In conclusion, sodium bicarbonate is an effective alkali metal containing particle for fire suppressant and extinguishment. Compared to other fire suppressant agents, sodium bicarbonate is often one of the most effective. It is about three times more effective than the once popularly used fire suppressant Halon 1301 and six times more effective than nitrogen. Iron pentacarbonyl vapor and potassium bicarbonate however is more effective than sodium bicarbonate as a flame suppressant. The effectiveness of a flame suppressant often depends on the chemical and thermodynamic properties of the particle. For sodium bicarbonate, its decomposition into oxides of sodium and phase changes plays a crucial role in flame suppression.
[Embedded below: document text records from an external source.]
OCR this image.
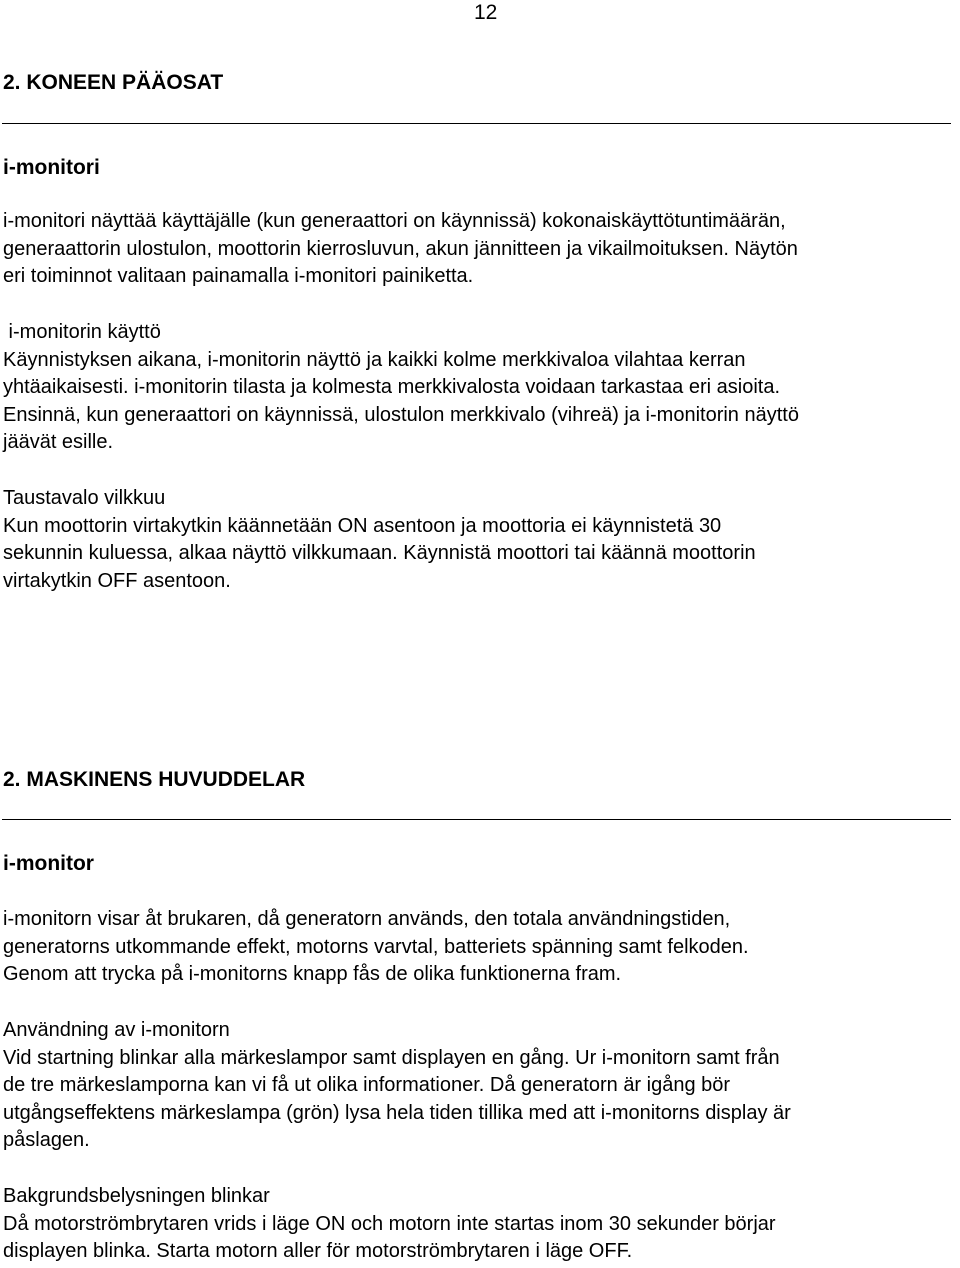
12
2. KONEEN PÄÄOSAT
i-monitori
i-monitori näyttää käyttäjälle (kun generaattori on käynnissä) kokonaiskäyttötuntimäärän,
generaattorin ulostulon, moottorin kierrosluvun, akun jännitteen ja vikailmoituksen. Näytön
eri toiminnot valitaan painamalla i-monitori painiketta.
i-monitorin käyttö
Käynnistyksen aikana, i-monitorin näyttö ja kaikki kolme merkkivaloa vilahtaa kerran
yhtäaikaisesti. i-monitorin tilasta ja kolmesta merkkivalosta voidaan tarkastaa eri asioita.
Ensinnä, kun generaattori on käynnissä, ulostulon merkkivalo (vihreä) ja i-monitorin näyttö
jäävät esille.
Taustavalo vilkkuu
Kun moottorin virtakytkin käännetään ON asentoon ja moottoria ei käynnistetä 30
sekunnin kuluessa, alkaa näyttö vilkkumaan. Käynnistä moottori tai käännä moottorin
virtakytkin OFF asentoon.
2. MASKINENS HUVUDDELAR
i-monitor
i-monitorn visar åt brukaren, då generatorn används, den totala användningstiden,
generatorns utkommande effekt, motorns varvtal, batteriets spänning samt felkoden.
Genom att trycka på i-monitorns knapp fås de olika funktionerna fram.
Användning av i-monitorn
Vid startning blinkar alla märkeslampor samt displayen en gång. Ur i-monitorn samt från
de tre märkeslamporna kan vi få ut olika informationer. Då generatorn är igång bör
utgångseffektens märkeslampa (grön) lysa hela tiden tillika med att i-monitorns display är
påslagen.
Bakgrundsbelysningen blinkar
Då motorströmbrytaren vrids i läge ON och motorn inte startas inom 30 sekunder börjar
displayen blinka. Starta motorn aller för motorströmbrytaren i läge OFF.
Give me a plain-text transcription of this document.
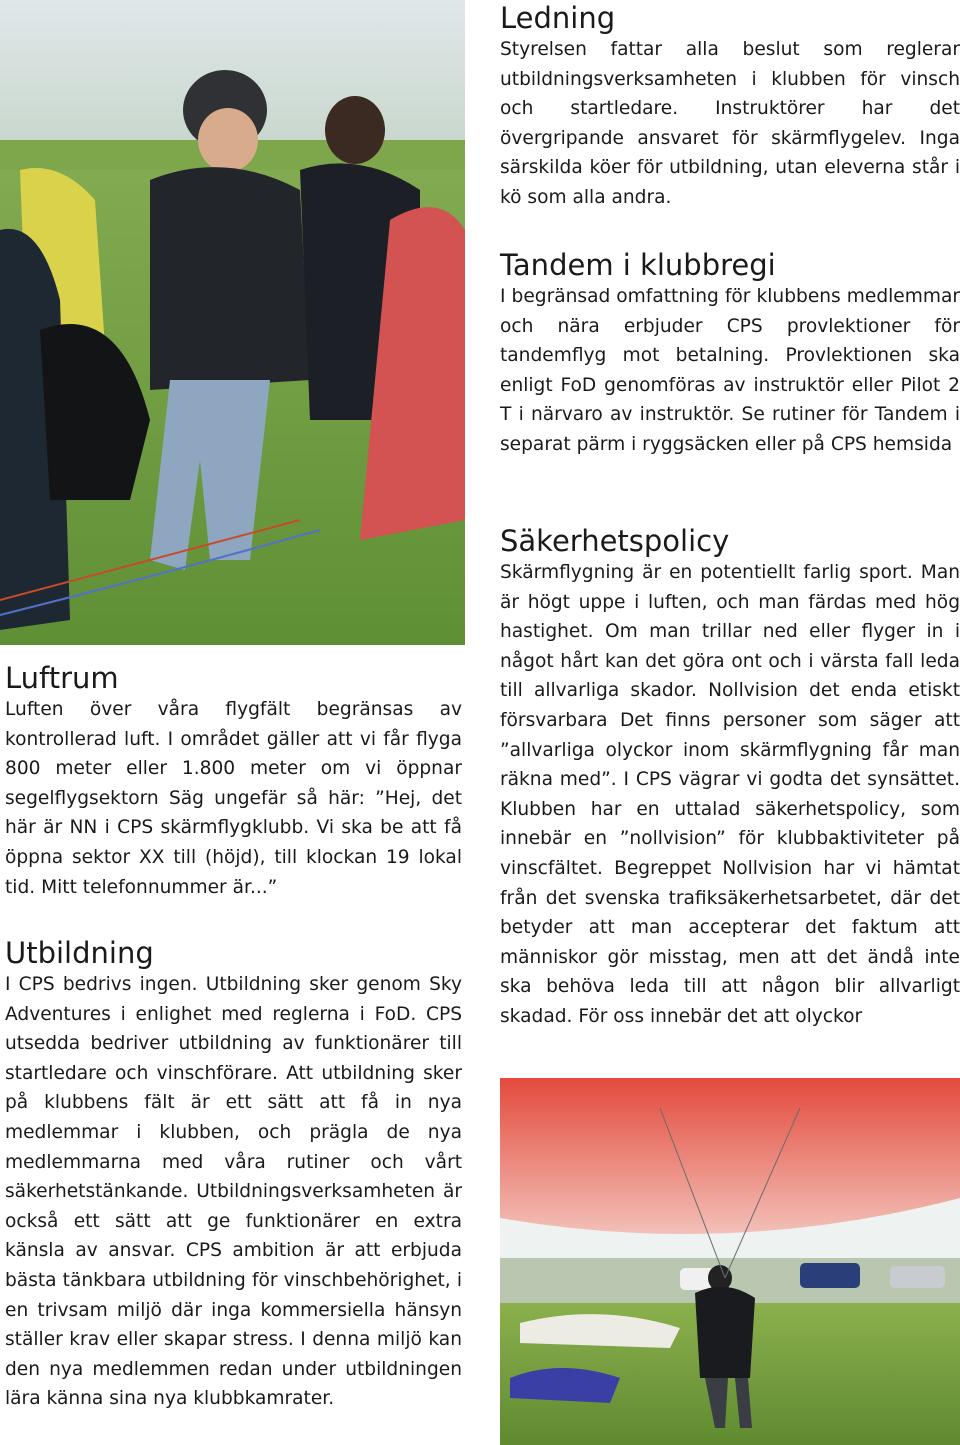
Ledning

Styrelsen fattar alla beslut som reglerar utbildningsverksamheten i klubben för vinsch och startledare. Instruktörer har det övergripande ansvaret för skärmflygelev. Inga särskilda köer för utbildning, utan eleverna står i kö som alla andra.

Tandem i klubbregi

I begränsad omfattning för klubbens medlemmar och nära erbjuder CPS provlektioner för tandemflyg mot betalning. Provlektionen ska enligt FoD genomföras av instruktör eller Pilot 2 T i närvaro av instruktör. Se rutiner för Tandem i separat pärm i ryggsäcken eller på CPS hemsida

Säkerhetspolicy

Skärmflygning är en potentiellt farlig sport. Man är högt uppe i luften, och man färdas med hög hastighet. Om man trillar ned eller flyger in i något hårt kan det göra ont och i värsta fall leda till allvarliga skador. Nollvision det enda etiskt försvarbara Det finns personer som säger att ”allvarliga olyckor inom skärmflygning får man räkna med”. I CPS vägrar vi godta det synsättet. Klubben har en uttalad säkerhetspolicy, som innebär en ”nollvision” för klubbaktiviteter på vinscfältet. Begreppet Nollvision har vi hämtat från det svenska trafiksäkerhetsarbetet, där det betyder att man accepterar det faktum att människor gör misstag, men att det ändå inte ska behöva leda till att någon blir allvarligt skadad. För oss innebär det att olyckor

Luftrum

Luften över våra flygfält begränsas av kontrollerad luft. I området gäller att vi får flyga 800 meter eller 1.800 meter om vi öppnar segelflygsektorn Säg ungefär så här: ”Hej, det här är NN i CPS skärmflygklubb. Vi ska be att få öppna sektor XX till (höjd), till klockan 19 lokal tid. Mitt telefonnummer är...”

Utbildning

I CPS bedrivs ingen. Utbildning sker genom Sky Adventures i enlighet med reglerna i FoD. CPS utsedda bedriver utbildning av funktionärer till startledare och vinschförare. Att utbildning sker på klubbens fält är ett sätt att få in nya medlemmar i klubben, och prägla de nya medlemmarna med våra rutiner och vårt säkerhetstänkande. Utbildningsverksamheten är också ett sätt att ge funktionärer en extra känsla av ansvar. CPS ambition är att erbjuda bästa tänkbara utbildning för vinschbehörighet, i en trivsam miljö där inga kommersiella hänsyn ställer krav eller skapar stress. I denna miljö kan den nya medlemmen redan under utbildningen lära känna sina nya klubbkamrater.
The two stages that sodium bicarbonate decomposes into leads to sodium hydroxide, which is a catalyst that promotes recombination of radical species needed for flame extinguishment and as a result, flame extinguishment. As explained by Fleming. et. al. fire suppression is achieved by decreasing heat capacity and endothermic reactions, lowering the heat of the flame. Many homogenous gaseous by-products of decomposition and heterogeneous reactions along with reactions involving the metal atom tend to add heat to the flame though. Fortunately, the radical scavenging is able to inhibit the flame more, leading ultimately to flame extinguishment. Lastly, flame extinguishment of a particle could also be affected by the physical properties of the particle such as their decomposition temperature, enthalpy and particle size. Smaller particles and lower decomposition temperature and enthalpy of an agent would lead to faster flame extinguishment, and an effective flame suppressant.